Роумэн снова сломался, даже стукнулся лбом об руль; отсмеявшись, сказал:
— После того как мы все отрегулируем с вашей машиной, я отвезу вас к себе. У меня большая квартира, можете жить у меня.
— Сначала позвоните жене, она может быть против.
— Ладно. Позвоним от меня, она в Нью-Йорке, я спрошу, не будет ли она против, если у меня поживет пару недель очень красивая девушка, вся в веснушках, с длинными голубыми глазами, но при этом черная, как воронье крыло.
— Я крашеная, — сказала Криста. — Вообще-то я совершенно белая. Вы видели хоть одну черную норвежку?
— Где вы так выучили английский?
— Родители отдали меня в английскую школу… Они были англофилами… У нас часть людей любит немцев, но большинство симпатизируют англичанам.
Они приехали в бюро проката, Роумэн зашел к шефу, который дремал за стеклянной дверью, расфранченный, в оранжевом пиджаке, невероятном галстуке, с двумя фальшивыми камнями на толстых пальцах, поросших острыми щетинистыми волосками.
— Хефе, — сказал Роумэн, — ваша клиентка чуть было не погибла в катастрофе. Вы всучили ей автомобиль без тормозов.
— Кабальеро, — ответил шеф, — все мои автомобили проходят самое тщательное обслуживание. За машинами следят лучшие иностранные специалисты. Я не доверяю мои машины испанцам, вы же знаете наш народ, тяп-ляп, никакой гарантии, все наспех, бездумно. Я дал сеньорите прекрасный «шевролете», на нем можно проехать всю Европу.
— Хефе, дрянь этот ваш «шевролете», — в тон хозяину ответил Роумэн, ох уж эти испанцы, они вроде немцев, не говорят «пежо», а «пегеоут», не «рено», а «ренаулт» и обязательно «шевролете», а не «шевроле», тяга к абсолютному порядку, а существует ли он на земле? Мир взлохмачен, безалаберен, может, в этом-то и сокрыта его высшая прелесть. — Давайте уговоримся о следующем: сеньорита не обращается в страховое общество, у нее много ушибов, она может нанести вам серьезный ущерб, «шевролете» стоит возле Сибелес, пусть ваши люди приволокут его сюда и тщательно отремонтируют, а вы предоставите сеньорите малолитражку, если она ей потребуется. Договорились?
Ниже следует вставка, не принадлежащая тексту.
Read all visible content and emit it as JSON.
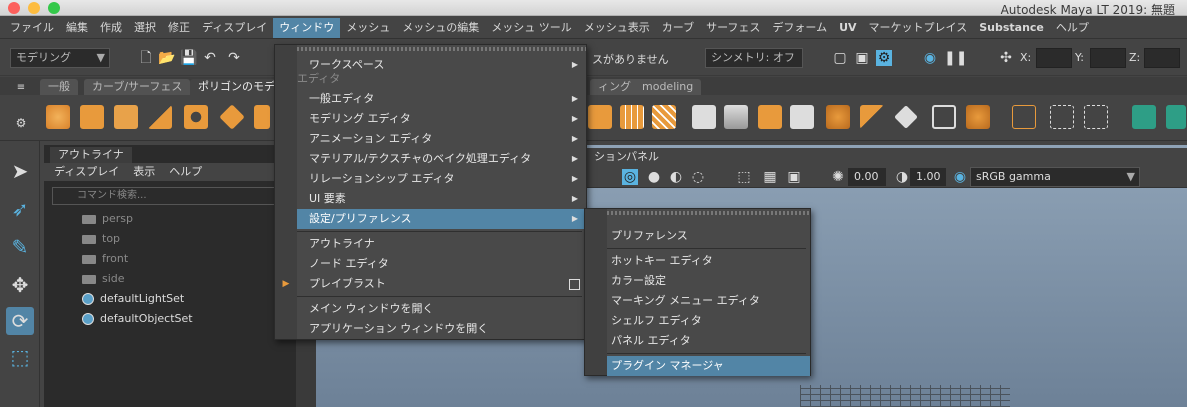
{
  "window": {
    "title": "Autodesk Maya LT 2019: 無題"
  },
  "menubar": [
    "ファイル",
    "編集",
    "作成",
    "選択",
    "修正",
    "ディスプレイ",
    "ウィンドウ",
    "メッシュ",
    "メッシュの編集",
    "メッシュ ツール",
    "メッシュ表示",
    "カーブ",
    "サーフェス",
    "デフォーム",
    "UV",
    "マーケットプレイス",
    "Substance",
    "ヘルプ"
  ],
  "statusline": {
    "mode": "モデリング",
    "live": "スがありません",
    "symmetry": "シンメトリ: オフ",
    "x_label": "X:",
    "y_label": "Y:",
    "z_label": "Z:"
  },
  "shelf_tabs": [
    "一般",
    "カーブ/サーフェス",
    "ポリゴンのモデ",
    "ィング",
    "modeling"
  ],
  "outliner": {
    "tab": "アウトライナ",
    "menu": [
      "ディスプレイ",
      "表示",
      "ヘルプ"
    ],
    "search_placeholder": "コマンド検索...",
    "items": [
      {
        "label": "persp",
        "kind": "camera"
      },
      {
        "label": "top",
        "kind": "camera"
      },
      {
        "label": "front",
        "kind": "camera"
      },
      {
        "label": "side",
        "kind": "camera"
      },
      {
        "label": "defaultLightSet",
        "kind": "set"
      },
      {
        "label": "defaultObjectSet",
        "kind": "set"
      }
    ]
  },
  "viewport": {
    "menu": [
      "ション",
      "パネル"
    ],
    "exposure": "0.00",
    "gamma": "1.00",
    "colorspace": "sRGB gamma"
  },
  "window_menu": {
    "items": [
      {
        "label": "ワークスペース",
        "submenu": true
      },
      {
        "label": "エディタ",
        "section": true
      },
      {
        "label": "一般エディタ",
        "submenu": true
      },
      {
        "label": "モデリング エディタ",
        "submenu": true
      },
      {
        "label": "アニメーション エディタ",
        "submenu": true
      },
      {
        "label": "マテリアル/テクスチャのベイク処理エディタ",
        "submenu": true
      },
      {
        "label": "リレーションシップ エディタ",
        "submenu": true
      },
      {
        "label": "UI 要素",
        "submenu": true
      },
      {
        "label": "設定/プリファレンス",
        "submenu": true,
        "highlighted": true
      },
      {
        "label": "アウトライナ"
      },
      {
        "label": "ノード エディタ"
      },
      {
        "label": "プレイブラスト",
        "option_box": true
      },
      {
        "label": "メイン ウィンドウを開く"
      },
      {
        "label": "アプリケーション ウィンドウを開く"
      }
    ]
  },
  "settings_submenu": {
    "items": [
      {
        "label": "プリファレンス"
      },
      {
        "label": "ホットキー エディタ"
      },
      {
        "label": "カラー設定"
      },
      {
        "label": "マーキング メニュー エディタ"
      },
      {
        "label": "シェルフ エディタ"
      },
      {
        "label": "パネル エディタ"
      },
      {
        "label": "プラグイン マネージャ",
        "highlighted": true
      }
    ]
  },
  "colors": {
    "highlight": "#5285a6",
    "menu_bg": "#494949",
    "accent_blue": "#5ab3e0"
  }
}
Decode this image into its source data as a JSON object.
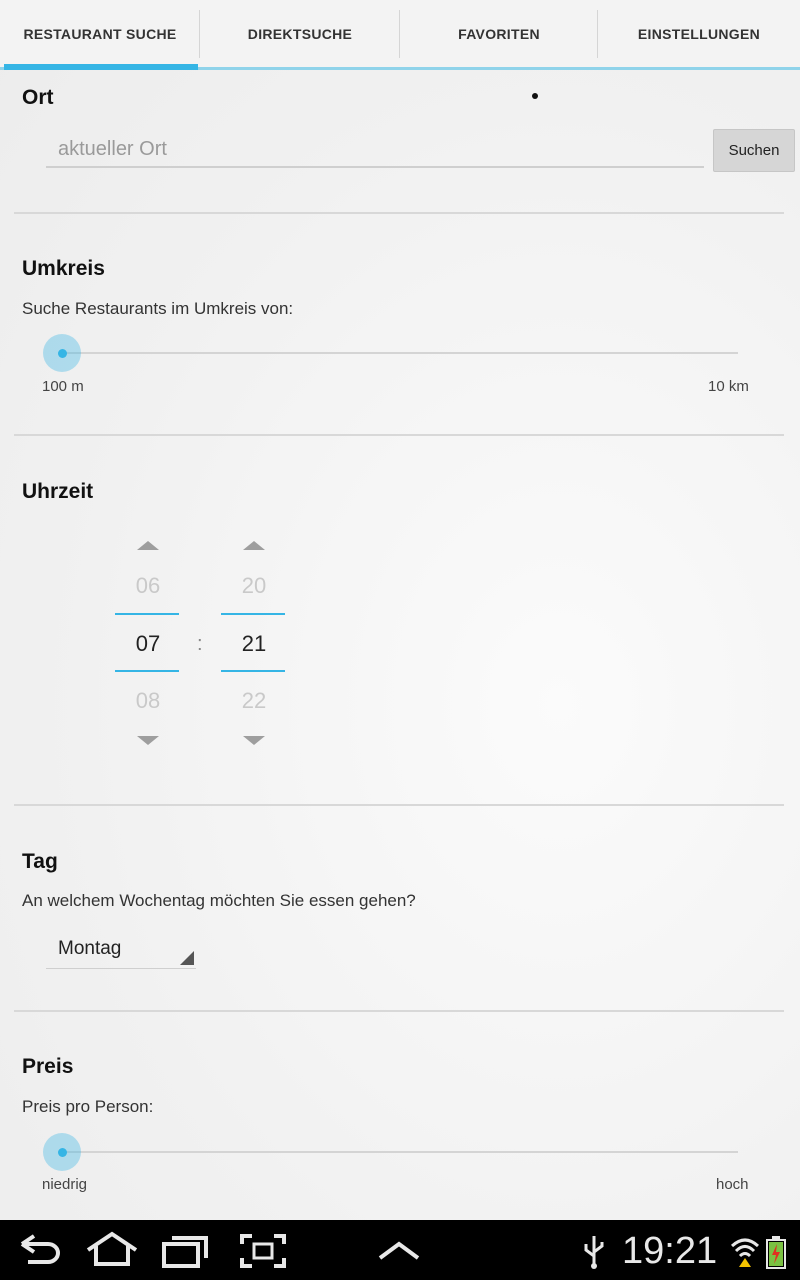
{
  "tabs": [
    {
      "label": "RESTAURANT SUCHE",
      "active": true
    },
    {
      "label": "DIREKTSUCHE",
      "active": false
    },
    {
      "label": "FAVORITEN",
      "active": false
    },
    {
      "label": "EINSTELLUNGEN",
      "active": false
    }
  ],
  "ort": {
    "title": "Ort",
    "placeholder": "aktueller Ort",
    "value": "",
    "search_button": "Suchen"
  },
  "umkreis": {
    "title": "Umkreis",
    "description": "Suche Restaurants im Umkreis von:",
    "min_label": "100 m",
    "max_label": "10 km",
    "slider_value": 0
  },
  "uhrzeit": {
    "title": "Uhrzeit",
    "hours": {
      "prev": "06",
      "current": "07",
      "next": "08"
    },
    "minutes": {
      "prev": "20",
      "current": "21",
      "next": "22"
    },
    "separator": ":"
  },
  "tag": {
    "title": "Tag",
    "description": "An welchem Wochentag möchten Sie essen gehen?",
    "selected": "Montag"
  },
  "preis": {
    "title": "Preis",
    "description": "Preis pro Person:",
    "min_label": "niedrig",
    "max_label": "hoch",
    "slider_value": 0
  },
  "status_bar": {
    "time": "19:21"
  },
  "colors": {
    "accent": "#35b5e5",
    "navbar": "#000000"
  }
}
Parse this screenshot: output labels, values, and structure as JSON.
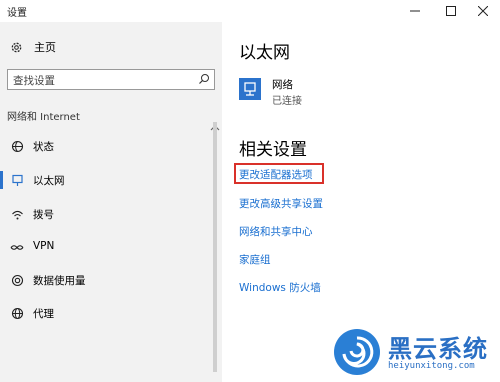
{
  "window": {
    "title": "设置",
    "min_label": "minimize",
    "max_label": "maximize",
    "close_label": "close"
  },
  "sidebar": {
    "home_label": "主页",
    "search_placeholder": "查找设置",
    "section_label": "网络和 Internet",
    "items": [
      {
        "label": "状态",
        "icon": "globe-status-icon",
        "selected": false
      },
      {
        "label": "以太网",
        "icon": "ethernet-icon",
        "selected": true
      },
      {
        "label": "拨号",
        "icon": "dialup-icon",
        "selected": false
      },
      {
        "label": "VPN",
        "icon": "vpn-icon",
        "selected": false
      },
      {
        "label": "数据使用量",
        "icon": "data-usage-icon",
        "selected": false
      },
      {
        "label": "代理",
        "icon": "proxy-globe-icon",
        "selected": false
      }
    ]
  },
  "main": {
    "title": "以太网",
    "network": {
      "name": "网络",
      "status": "已连接"
    },
    "related_title": "相关设置",
    "links": [
      "更改适配器选项",
      "更改高级共享设置",
      "网络和共享中心",
      "家庭组",
      "Windows 防火墙"
    ]
  },
  "colors": {
    "accent": "#2b73cc",
    "link": "#1a6fd0",
    "highlight": "#d9312a",
    "sidebar_bg": "#f2f2f2"
  },
  "watermark": {
    "title": "黑云系统",
    "url": "heiyunxitong.com"
  }
}
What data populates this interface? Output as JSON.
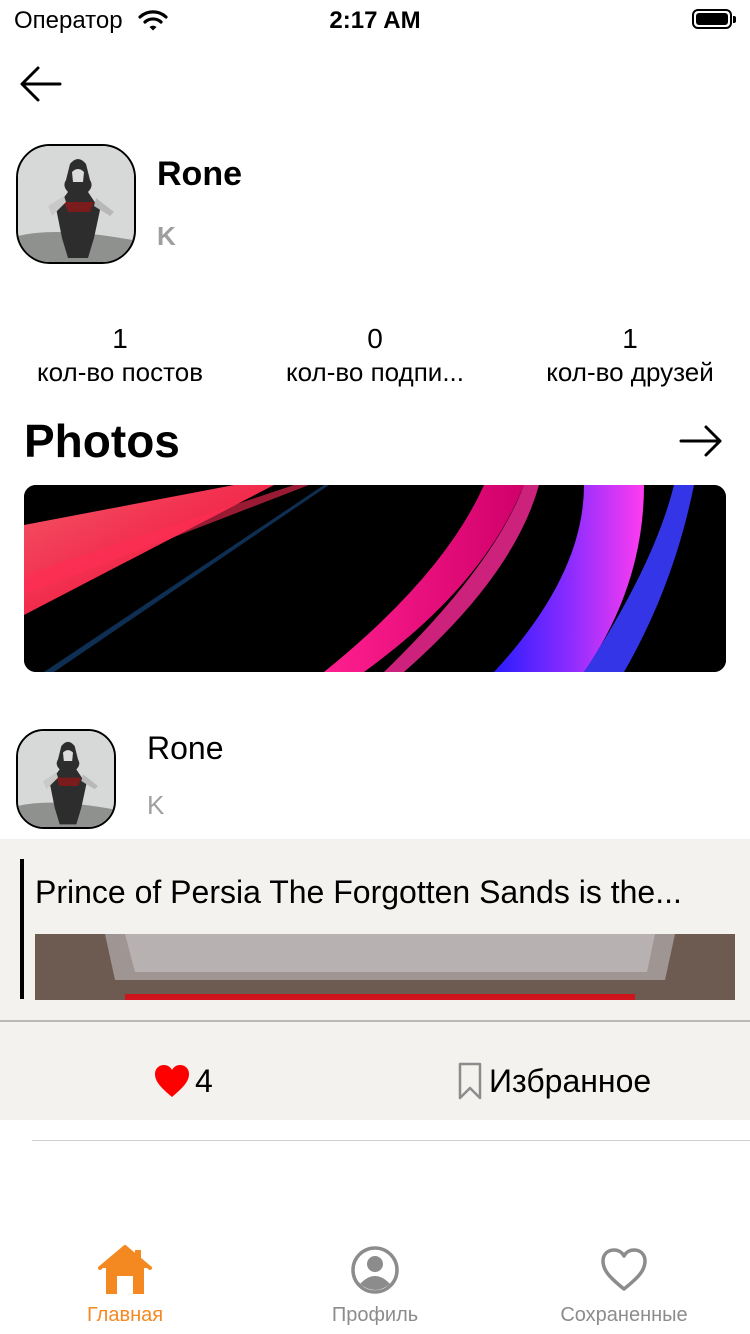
{
  "status_bar": {
    "carrier": "Оператор",
    "time": "2:17 AM"
  },
  "profile": {
    "name": "Rone",
    "subtitle": "K"
  },
  "stats": [
    {
      "value": "1",
      "label": "кол-во постов"
    },
    {
      "value": "0",
      "label": "кол-во подпи..."
    },
    {
      "value": "1",
      "label": "кол-во друзей"
    }
  ],
  "photos": {
    "title": "Photos"
  },
  "post": {
    "author": "Rone",
    "author_subtitle": "K",
    "text": "Prince of Persia The Forgotten Sands is the...",
    "likes": "4",
    "favorite_label": "Избранное"
  },
  "tabbar": {
    "items": [
      {
        "label": "Главная",
        "active": true
      },
      {
        "label": "Профиль",
        "active": false
      },
      {
        "label": "Сохраненные",
        "active": false
      }
    ]
  },
  "colors": {
    "accent": "#f48921",
    "like": "#ff0000",
    "muted": "#9e9e9e",
    "card_bg": "#f3f2ee"
  }
}
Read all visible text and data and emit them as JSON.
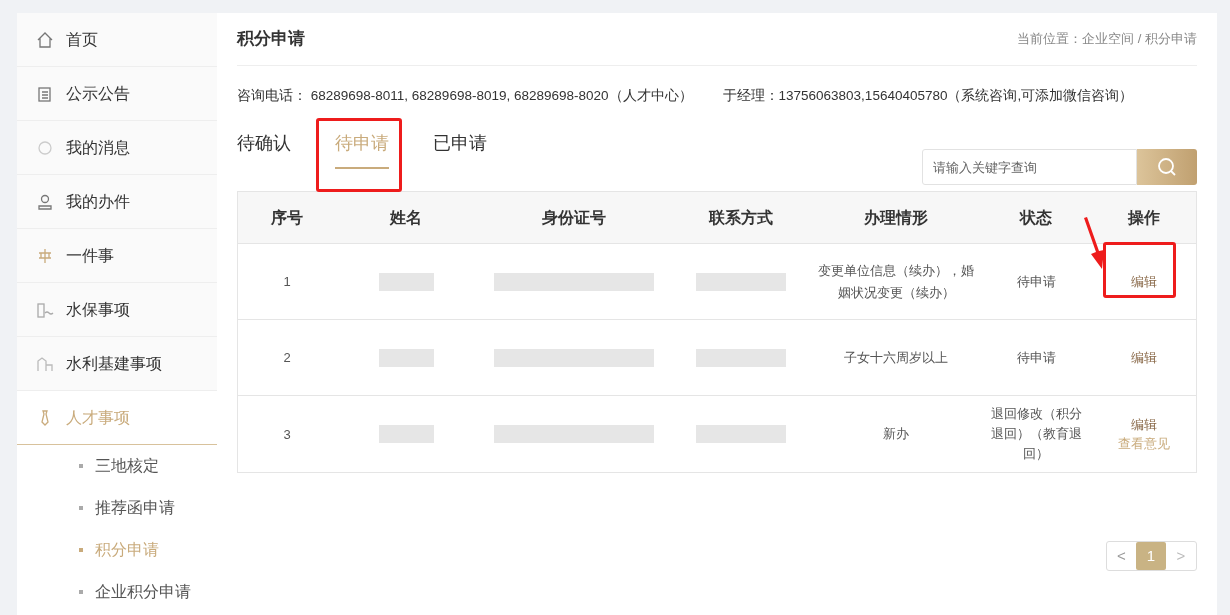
{
  "sidebar": {
    "items": [
      {
        "label": "首页",
        "selected": false
      },
      {
        "label": "公示公告",
        "selected": false
      },
      {
        "label": "我的消息",
        "selected": false
      },
      {
        "label": "我的办件",
        "selected": false
      },
      {
        "label": "一件事",
        "selected": false
      },
      {
        "label": "水保事项",
        "selected": false
      },
      {
        "label": "水利基建事项",
        "selected": false
      },
      {
        "label": "人才事项",
        "selected": true,
        "expanded": true,
        "children": [
          {
            "label": "三地核定",
            "selected": false
          },
          {
            "label": "推荐函申请",
            "selected": false
          },
          {
            "label": "积分申请",
            "selected": true
          },
          {
            "label": "企业积分申请",
            "selected": false
          }
        ]
      }
    ]
  },
  "page": {
    "title": "积分申请",
    "breadcrumb_label": "当前位置：",
    "breadcrumb": "企业空间 / 积分申请"
  },
  "contacts": [
    "咨询电话： 68289698-8011, 68289698-8019, 68289698-8020（人才中心）",
    "于经理：13756063803,15640405780（系统咨询,可添加微信咨询）"
  ],
  "tabs": [
    {
      "label": "待确认",
      "selected": false
    },
    {
      "label": "待申请",
      "selected": true
    },
    {
      "label": "已申请",
      "selected": false
    }
  ],
  "search": {
    "placeholder": "请输入关键字查询"
  },
  "table": {
    "columns": [
      "序号",
      "姓名",
      "身份证号",
      "联系方式",
      "办理情形",
      "状态",
      "操作"
    ],
    "rows": [
      {
        "index": "1",
        "situation": "变更单位信息（续办），婚姻状况变更（续办）",
        "status": "待申请",
        "actions": [
          {
            "label": "编辑",
            "kind": "primary"
          }
        ]
      },
      {
        "index": "2",
        "situation": "子女十六周岁以上",
        "status": "待申请",
        "actions": [
          {
            "label": "编辑",
            "kind": "primary"
          }
        ]
      },
      {
        "index": "3",
        "situation": "新办",
        "status": "退回修改（积分退回）（教育退回）",
        "actions": [
          {
            "label": "编辑",
            "kind": "primary"
          },
          {
            "label": "查看意见",
            "kind": "secondary"
          }
        ]
      }
    ]
  },
  "pagination": {
    "prev": "<",
    "pages": [
      {
        "label": "1",
        "selected": true
      }
    ],
    "next": ">"
  },
  "annotations": [
    {
      "kind": "tab-frame"
    },
    {
      "kind": "action-frame"
    },
    {
      "kind": "arrow"
    }
  ]
}
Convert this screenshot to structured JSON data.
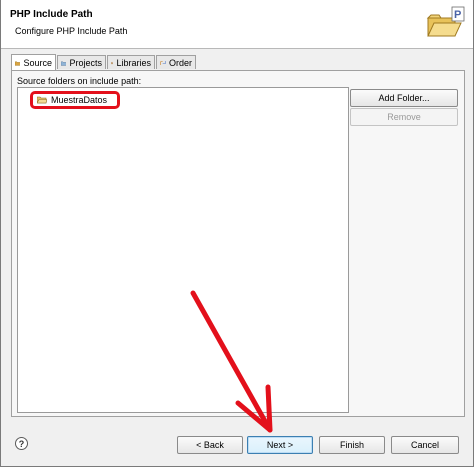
{
  "dialog": {
    "title": "PHP Include Path",
    "subtitle": "Configure PHP Include Path",
    "header_icon": "folder-php-icon"
  },
  "tabs": [
    {
      "label": "Source",
      "icon": "source-icon",
      "active": true
    },
    {
      "label": "Projects",
      "icon": "projects-icon",
      "active": false
    },
    {
      "label": "Libraries",
      "icon": "libraries-icon",
      "active": false
    },
    {
      "label": "Order",
      "icon": "order-icon",
      "active": false
    }
  ],
  "source": {
    "label": "Source folders on include path:",
    "items": [
      {
        "label": "MuestraDatos",
        "icon": "folder-icon",
        "highlighted": true
      }
    ],
    "add_folder_label": "Add Folder...",
    "remove_label": "Remove"
  },
  "footer": {
    "back_label": "< Back",
    "next_label": "Next >",
    "finish_label": "Finish",
    "cancel_label": "Cancel"
  },
  "colors": {
    "annotation_red": "#e3101b"
  }
}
— Кабальеро, это невозможно. Мы должны поехать на место происшествия и вызвать полицию…
— Которая выпишет вам штраф.
— Мы с ними сможем договориться по-хорошему.
— «Мы»? Я не намерен с ними договариваться ни по-хорошему, ни по-плохому. — Роумэн достал из портмоне десять долларов, положил на стол хозяина и вышел; Криста включила приемник, нашла музыку, передавали песни Астурии.
— Все в порядке, — сказал он, — мы свободны. Знаете, о чем они поют?
— О любви, — усмехнулась девушка, — о чем же еще.
— Музыка — это любовь, ее высшая стратегия, а я спрашиваю о тактике, то есть о словах.
— Наверное, про цветы что-нибудь…
— Нет, «блюмен» — это немцы, у них все песни про цветы. Испанцы воспевают действие, движение и слово: «о, как горят твои глаза, когда ты говоришь мне про свое сердце, замирающее от сладостного предчувствия»…
— Вы странно говорите… И ведете себя не по-американски…
— А как я должен вести себя по-американски?
— Напористо.
— Вам об этом говорил друг, который знает цены на здешнюю корриду?
— Да.
— Пошлите его к черту. Американцы хорошие люди, не верьте болтовне. Просто нам завидуют, от этого и не любят. Пусть бы все научились так работать, как мы, тогда б и жили хорошо… Мы, может, только слишком пыжимся, чтобы все жили так же, как мы. Пусть и нам не мешают… Плохо о нас говорят только одни завистники… Правда… Вы голодны?
— Очень.
— Город будем смотреть потом?
— Как скажете.
— А что это вы стали такой покорной?
— Почувствовала вашу силу. Мы ж как зверушки — сразу чувствуем силу.
— Уважаете силу?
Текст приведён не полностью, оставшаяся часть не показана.